I was still a virgin at sixteen, at least as far as girls were concerned. Boys didn’t count. I had played my share of grab-ass in the showers, had explored my section of the sand hills, and made the obligatory jokes about it. All the time we were also talking about girls and how to get to them. Whatever we boys might do, it wasn’t “balling.” The official thing was Doing It With a Girl.
After two months of positioning Alice’s feet, fists, and elbows during class, I finally got up the nerve to ask the future runner-up Miss California for a date. Right away she let me take her to Fleur de Lis on Cannery Row and later, in her father’s car, let me manipulate her limbs in other ways.
During the year and a half that we went around together, Allie showed me that girls worry just as much about impressing boys as boys do about girls. Sometimes more so. It’s just that boys are like weasels in their curiosity and their pleasure, being wired directly. Girls are more like kittens or butterflies, being wired obliquely.

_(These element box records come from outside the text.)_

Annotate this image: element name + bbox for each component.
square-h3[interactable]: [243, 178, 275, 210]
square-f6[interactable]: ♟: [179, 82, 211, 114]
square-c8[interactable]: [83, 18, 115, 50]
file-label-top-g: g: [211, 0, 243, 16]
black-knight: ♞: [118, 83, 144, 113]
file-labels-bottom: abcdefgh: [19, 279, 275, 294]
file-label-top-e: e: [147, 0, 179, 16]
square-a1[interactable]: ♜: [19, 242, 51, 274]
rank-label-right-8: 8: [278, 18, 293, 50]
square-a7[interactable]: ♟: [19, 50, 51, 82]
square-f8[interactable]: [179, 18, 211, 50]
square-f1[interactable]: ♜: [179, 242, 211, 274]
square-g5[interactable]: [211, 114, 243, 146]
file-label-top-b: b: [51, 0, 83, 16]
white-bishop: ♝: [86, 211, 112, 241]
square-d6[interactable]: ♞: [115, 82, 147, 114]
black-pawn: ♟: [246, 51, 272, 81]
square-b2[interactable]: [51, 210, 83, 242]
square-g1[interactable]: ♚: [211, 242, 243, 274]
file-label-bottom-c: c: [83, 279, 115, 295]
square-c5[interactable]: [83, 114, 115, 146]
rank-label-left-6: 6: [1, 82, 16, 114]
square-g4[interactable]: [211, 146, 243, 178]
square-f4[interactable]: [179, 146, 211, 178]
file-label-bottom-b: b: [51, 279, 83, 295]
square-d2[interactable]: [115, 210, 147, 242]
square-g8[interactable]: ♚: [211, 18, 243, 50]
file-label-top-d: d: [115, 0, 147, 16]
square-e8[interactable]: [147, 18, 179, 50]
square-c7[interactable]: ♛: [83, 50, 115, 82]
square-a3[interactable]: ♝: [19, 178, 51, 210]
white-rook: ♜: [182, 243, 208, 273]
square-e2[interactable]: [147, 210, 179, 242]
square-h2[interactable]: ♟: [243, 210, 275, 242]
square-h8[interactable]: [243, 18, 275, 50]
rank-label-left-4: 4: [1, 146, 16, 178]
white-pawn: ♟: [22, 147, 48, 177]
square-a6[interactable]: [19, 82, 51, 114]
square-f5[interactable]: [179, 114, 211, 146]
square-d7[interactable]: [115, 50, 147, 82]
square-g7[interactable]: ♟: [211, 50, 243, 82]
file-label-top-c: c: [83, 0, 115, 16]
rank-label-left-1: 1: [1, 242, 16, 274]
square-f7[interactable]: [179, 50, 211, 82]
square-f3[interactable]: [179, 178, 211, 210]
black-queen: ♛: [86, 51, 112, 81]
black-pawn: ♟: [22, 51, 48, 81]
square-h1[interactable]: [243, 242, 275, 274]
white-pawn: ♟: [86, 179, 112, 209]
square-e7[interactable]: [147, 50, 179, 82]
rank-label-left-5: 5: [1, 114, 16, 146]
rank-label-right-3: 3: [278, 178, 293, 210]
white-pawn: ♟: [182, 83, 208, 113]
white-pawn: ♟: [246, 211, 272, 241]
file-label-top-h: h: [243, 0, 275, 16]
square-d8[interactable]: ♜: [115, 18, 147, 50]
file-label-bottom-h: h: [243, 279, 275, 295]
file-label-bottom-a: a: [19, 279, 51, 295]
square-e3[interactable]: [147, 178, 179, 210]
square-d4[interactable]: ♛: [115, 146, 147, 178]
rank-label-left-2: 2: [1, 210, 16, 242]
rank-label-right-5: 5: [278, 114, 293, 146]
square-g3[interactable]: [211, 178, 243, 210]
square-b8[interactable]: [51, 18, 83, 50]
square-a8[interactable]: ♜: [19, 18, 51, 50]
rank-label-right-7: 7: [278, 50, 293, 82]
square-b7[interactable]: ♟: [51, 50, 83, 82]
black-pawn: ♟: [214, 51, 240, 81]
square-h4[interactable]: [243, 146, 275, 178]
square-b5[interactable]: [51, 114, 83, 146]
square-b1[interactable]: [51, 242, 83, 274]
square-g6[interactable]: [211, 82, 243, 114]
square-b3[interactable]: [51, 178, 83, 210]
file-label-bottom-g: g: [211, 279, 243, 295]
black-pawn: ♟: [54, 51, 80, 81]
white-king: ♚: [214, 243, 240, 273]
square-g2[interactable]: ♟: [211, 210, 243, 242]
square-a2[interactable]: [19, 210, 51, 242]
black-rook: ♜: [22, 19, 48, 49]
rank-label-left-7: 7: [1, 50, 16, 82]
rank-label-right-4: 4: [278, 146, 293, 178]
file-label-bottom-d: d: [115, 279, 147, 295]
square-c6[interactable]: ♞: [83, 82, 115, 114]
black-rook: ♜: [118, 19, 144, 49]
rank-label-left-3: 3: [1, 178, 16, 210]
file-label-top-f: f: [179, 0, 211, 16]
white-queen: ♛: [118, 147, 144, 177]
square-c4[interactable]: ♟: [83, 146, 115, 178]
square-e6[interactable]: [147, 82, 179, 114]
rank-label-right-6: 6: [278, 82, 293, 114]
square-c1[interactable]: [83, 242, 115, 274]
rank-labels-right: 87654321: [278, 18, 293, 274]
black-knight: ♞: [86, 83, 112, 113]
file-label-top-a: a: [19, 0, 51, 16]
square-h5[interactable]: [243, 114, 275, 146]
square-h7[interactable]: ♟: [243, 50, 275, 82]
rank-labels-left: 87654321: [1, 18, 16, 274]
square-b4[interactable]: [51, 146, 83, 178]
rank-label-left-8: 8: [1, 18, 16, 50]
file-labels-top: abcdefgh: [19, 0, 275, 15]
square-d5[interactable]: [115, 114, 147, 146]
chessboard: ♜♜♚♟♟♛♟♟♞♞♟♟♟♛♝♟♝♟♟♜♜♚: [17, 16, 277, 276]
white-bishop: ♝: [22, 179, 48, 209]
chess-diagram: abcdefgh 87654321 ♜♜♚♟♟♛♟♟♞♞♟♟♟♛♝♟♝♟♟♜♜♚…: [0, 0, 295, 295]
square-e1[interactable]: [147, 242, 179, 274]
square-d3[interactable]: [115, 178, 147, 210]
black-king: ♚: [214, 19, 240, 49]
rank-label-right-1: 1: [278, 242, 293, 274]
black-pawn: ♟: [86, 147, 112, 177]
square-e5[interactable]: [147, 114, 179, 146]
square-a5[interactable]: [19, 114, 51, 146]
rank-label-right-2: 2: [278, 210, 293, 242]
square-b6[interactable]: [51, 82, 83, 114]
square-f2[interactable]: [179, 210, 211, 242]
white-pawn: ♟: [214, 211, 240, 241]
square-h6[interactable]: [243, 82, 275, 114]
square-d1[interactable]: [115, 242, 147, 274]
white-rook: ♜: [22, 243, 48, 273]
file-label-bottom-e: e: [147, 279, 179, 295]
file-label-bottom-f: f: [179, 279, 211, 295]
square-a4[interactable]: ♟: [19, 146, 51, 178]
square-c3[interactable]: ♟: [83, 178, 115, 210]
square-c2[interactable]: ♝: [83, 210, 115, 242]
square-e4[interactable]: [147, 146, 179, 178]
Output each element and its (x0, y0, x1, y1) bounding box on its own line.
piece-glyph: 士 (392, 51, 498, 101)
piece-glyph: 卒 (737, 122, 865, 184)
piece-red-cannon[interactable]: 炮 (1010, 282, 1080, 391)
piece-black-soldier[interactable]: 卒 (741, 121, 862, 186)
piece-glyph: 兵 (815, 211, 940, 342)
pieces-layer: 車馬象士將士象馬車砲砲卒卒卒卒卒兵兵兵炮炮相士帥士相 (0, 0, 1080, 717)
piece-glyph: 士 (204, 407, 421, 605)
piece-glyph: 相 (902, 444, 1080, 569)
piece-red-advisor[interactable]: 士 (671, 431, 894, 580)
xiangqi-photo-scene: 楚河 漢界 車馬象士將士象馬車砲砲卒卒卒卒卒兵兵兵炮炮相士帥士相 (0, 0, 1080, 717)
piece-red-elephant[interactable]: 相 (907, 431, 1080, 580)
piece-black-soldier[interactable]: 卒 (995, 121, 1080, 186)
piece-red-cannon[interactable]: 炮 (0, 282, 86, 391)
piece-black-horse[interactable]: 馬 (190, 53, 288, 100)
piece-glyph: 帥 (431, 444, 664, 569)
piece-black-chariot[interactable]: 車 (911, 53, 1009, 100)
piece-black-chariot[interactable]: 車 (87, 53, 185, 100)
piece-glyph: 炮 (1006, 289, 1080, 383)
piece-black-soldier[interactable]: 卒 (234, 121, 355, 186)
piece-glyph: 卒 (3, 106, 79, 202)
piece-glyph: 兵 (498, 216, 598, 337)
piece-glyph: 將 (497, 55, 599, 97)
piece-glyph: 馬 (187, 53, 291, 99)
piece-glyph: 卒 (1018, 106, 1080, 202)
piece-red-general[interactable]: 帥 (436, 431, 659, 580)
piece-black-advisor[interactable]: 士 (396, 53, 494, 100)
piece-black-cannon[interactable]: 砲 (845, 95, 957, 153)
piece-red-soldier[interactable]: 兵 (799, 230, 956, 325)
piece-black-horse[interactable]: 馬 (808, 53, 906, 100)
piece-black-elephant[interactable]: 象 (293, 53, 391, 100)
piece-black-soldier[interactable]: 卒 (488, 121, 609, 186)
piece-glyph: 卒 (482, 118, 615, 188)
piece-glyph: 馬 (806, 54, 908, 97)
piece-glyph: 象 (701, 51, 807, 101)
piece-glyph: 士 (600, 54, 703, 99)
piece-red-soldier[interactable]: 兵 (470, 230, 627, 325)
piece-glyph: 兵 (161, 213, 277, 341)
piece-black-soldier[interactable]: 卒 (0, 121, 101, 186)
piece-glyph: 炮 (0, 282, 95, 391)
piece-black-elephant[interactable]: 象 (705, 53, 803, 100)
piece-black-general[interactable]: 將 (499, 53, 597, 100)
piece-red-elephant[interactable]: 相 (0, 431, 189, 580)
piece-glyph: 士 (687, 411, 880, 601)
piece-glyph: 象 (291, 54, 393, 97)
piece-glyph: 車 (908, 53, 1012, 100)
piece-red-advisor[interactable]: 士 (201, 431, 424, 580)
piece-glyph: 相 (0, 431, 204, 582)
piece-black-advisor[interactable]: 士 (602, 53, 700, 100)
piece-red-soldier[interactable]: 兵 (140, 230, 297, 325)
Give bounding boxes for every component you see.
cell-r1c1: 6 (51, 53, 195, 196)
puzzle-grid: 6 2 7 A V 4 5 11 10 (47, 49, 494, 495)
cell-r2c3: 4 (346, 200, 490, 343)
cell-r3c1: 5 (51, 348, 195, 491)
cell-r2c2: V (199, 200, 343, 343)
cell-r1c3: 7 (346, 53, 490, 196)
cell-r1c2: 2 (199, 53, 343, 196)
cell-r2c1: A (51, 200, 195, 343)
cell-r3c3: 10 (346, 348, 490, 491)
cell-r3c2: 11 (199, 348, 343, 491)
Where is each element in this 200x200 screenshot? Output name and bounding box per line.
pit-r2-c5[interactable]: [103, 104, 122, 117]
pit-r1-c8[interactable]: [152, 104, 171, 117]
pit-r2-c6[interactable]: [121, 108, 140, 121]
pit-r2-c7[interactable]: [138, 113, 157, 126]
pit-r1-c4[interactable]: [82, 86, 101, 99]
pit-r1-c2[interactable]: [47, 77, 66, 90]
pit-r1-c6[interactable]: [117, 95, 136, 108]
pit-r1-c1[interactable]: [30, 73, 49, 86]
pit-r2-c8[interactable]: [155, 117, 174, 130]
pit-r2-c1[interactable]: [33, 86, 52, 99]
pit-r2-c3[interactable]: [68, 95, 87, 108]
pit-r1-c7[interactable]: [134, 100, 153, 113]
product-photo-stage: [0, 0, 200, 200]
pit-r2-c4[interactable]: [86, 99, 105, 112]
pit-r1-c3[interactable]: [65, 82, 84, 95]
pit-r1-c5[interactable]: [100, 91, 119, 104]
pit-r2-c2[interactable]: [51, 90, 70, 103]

Alice also taught me that a beautiful girl needs love and companionship, just as much as a plain one. Often more so. You see, a heartbreaker like Alice, even if she’s never done a thing, soon gets a reputation among the boys: She is at once a whore and unattainable. A whore because sex is all they can think about when they see her. Unattainable because they are intimidated by her and by the others they are sure compete for her attentions. A truly beautiful and sexy woman frustrates—and so angers—the average man, who usually thinks himself homely and unworthy.
After a couple of months of straightening her feet and uncrooking her wrists on the twist punches, I was seeing Allie as just another goofball white belt who had a long way to go before she’d be any good at karate, if ever. Then I could love her: She had become a definite person, not just a beautiful face and body in the abstract.
I soon discovered that Allie also had a head, as well as a cutting sense of humor. With her, boys and boyish conceits were all presumed to be just a little absurd. So when I told her about becoming an international jewel thief, she just laughed.
“You’d be caught in two minutes, Jay. You’re too basically honest, aren’t you, to creep into people’s houses and take their things? Besides, if you were
really
interested in becoming a jewel thief, you’d study gems, not locks, because you don’t know a thing about diamonds or emeralds. You don’t know much about being a thief, either, because nobody locks up her jewels with a padlock, f’gosh sakes. It’s either a safe with a combination, or a bank vault. So you’d have to study dynamite and demolition. Risky, dear. … Study business or law instead. With your wits and quick mouth, you’d be good at them.”
And then she would show me what else a mouth was good for. That was a nice summer.